Verbände wie der ALM weisen immer wieder darauf hin, dass allzu breites und anlassloses Testen angesichts der zunehmenden Material-Knappheit nicht die richtige Strategie ist. So sagt etwa Vorstand Wolf Kupatt: "Anlasslose Tests sollten jetzt vermieden werden. Der Fokus muss nun konsequent auf dem medizinisch Notwendigen liegen. Dazu gibt uns die bekannte Nationale Teststrategie die richtige Guidance!"
Das bayerische Staatsministerium für Gesundheit und Pflege prüft derzeit - entsprechend den RKI-Empfehlungen – auch die verstärkte Nutzung von Antigen-Schnelltests. Diese gelten zwar als weniger sicher als PCR-Tests, könnten aber eine Art erste Stufe im Testsystem darstellen - im Fall von Positiv-Ergebnissen muss dann nochmal nachgetestet werden. So könnten die Labore entlastet werden.
Fazit
Die PCR-Test gelten grundsätzlich als sehr sicher. Werden die Abstriche korrekt entnommen und die Proben entsprechend der Vorgaben korrekt gelagert, transportiert und analysiert, beträgt die Genauigkeit der Tests nahezu 100 Prozent.
Allerdings gibt es Fehlerquellen, die nichts mit dem Test selbst zu tun haben: So kann etwa der Abstrich falsch genommen werden, es können Proben vertauscht, falsch beschriftet, kontaminiert oder falsch gemeldet werden. Ein weiteres Problem ist die steigende Arbeitsbelastung der Labore bei zugleich knappen Ressourcen. Die Auslastung liegt deutschlandweit derzeit bei 89 Prozent. Doch gut ausgebildetes Personal und Materialien sind knapp. Medienberichten zufolge könnte der dadurch gestiegene Druck auch in dem Fall in Augsburg eine Rolle gespielt haben: Offenbar wurden hier wegen eines Lieferengpasses andere Reagenzien als üblich verwendet und Positivproben nicht noch einmal überprüft. Normalerweise ist es Standard, dass ein PCR-Test zwei unterschiedliche Genabschnitte nachweist, entweder parallel oder nacheinander. Erst dann darf der Positiv-Bescheid weitergereicht werden.
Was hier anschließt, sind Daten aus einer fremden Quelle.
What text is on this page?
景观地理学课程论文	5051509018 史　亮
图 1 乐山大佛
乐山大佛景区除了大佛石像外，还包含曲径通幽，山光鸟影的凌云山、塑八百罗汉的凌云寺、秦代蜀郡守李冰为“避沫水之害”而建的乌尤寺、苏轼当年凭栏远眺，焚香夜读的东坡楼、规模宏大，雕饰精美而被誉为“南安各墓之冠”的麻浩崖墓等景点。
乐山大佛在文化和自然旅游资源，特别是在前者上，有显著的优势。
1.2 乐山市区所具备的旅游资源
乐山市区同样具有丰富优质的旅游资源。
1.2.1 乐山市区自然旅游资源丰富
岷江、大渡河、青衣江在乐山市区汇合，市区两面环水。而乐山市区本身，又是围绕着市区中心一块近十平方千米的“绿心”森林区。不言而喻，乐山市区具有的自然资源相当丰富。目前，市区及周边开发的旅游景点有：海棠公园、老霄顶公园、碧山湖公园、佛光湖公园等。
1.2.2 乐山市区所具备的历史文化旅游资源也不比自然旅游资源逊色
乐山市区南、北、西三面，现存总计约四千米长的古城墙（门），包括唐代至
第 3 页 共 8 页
Verbände wie der ALM weisen wegen der hohen Belastungssituation darauf hin, dass die Nationale Teststrategie des RKI, der zufolge bestimmte Personengruppen prioritär getestet werden sollten, mehr beachtet werden sollte. In Bayern kann sich momentan noch jede und jeder ohne Symptome kostenlos testen lassen.
4. November 20202, 11.10 Uhr: Nach einer Mail-Antwort von Instand haben wir einen Absatz entsprechend aktualisiert: Ein neuer Bericht sei in Arbeit.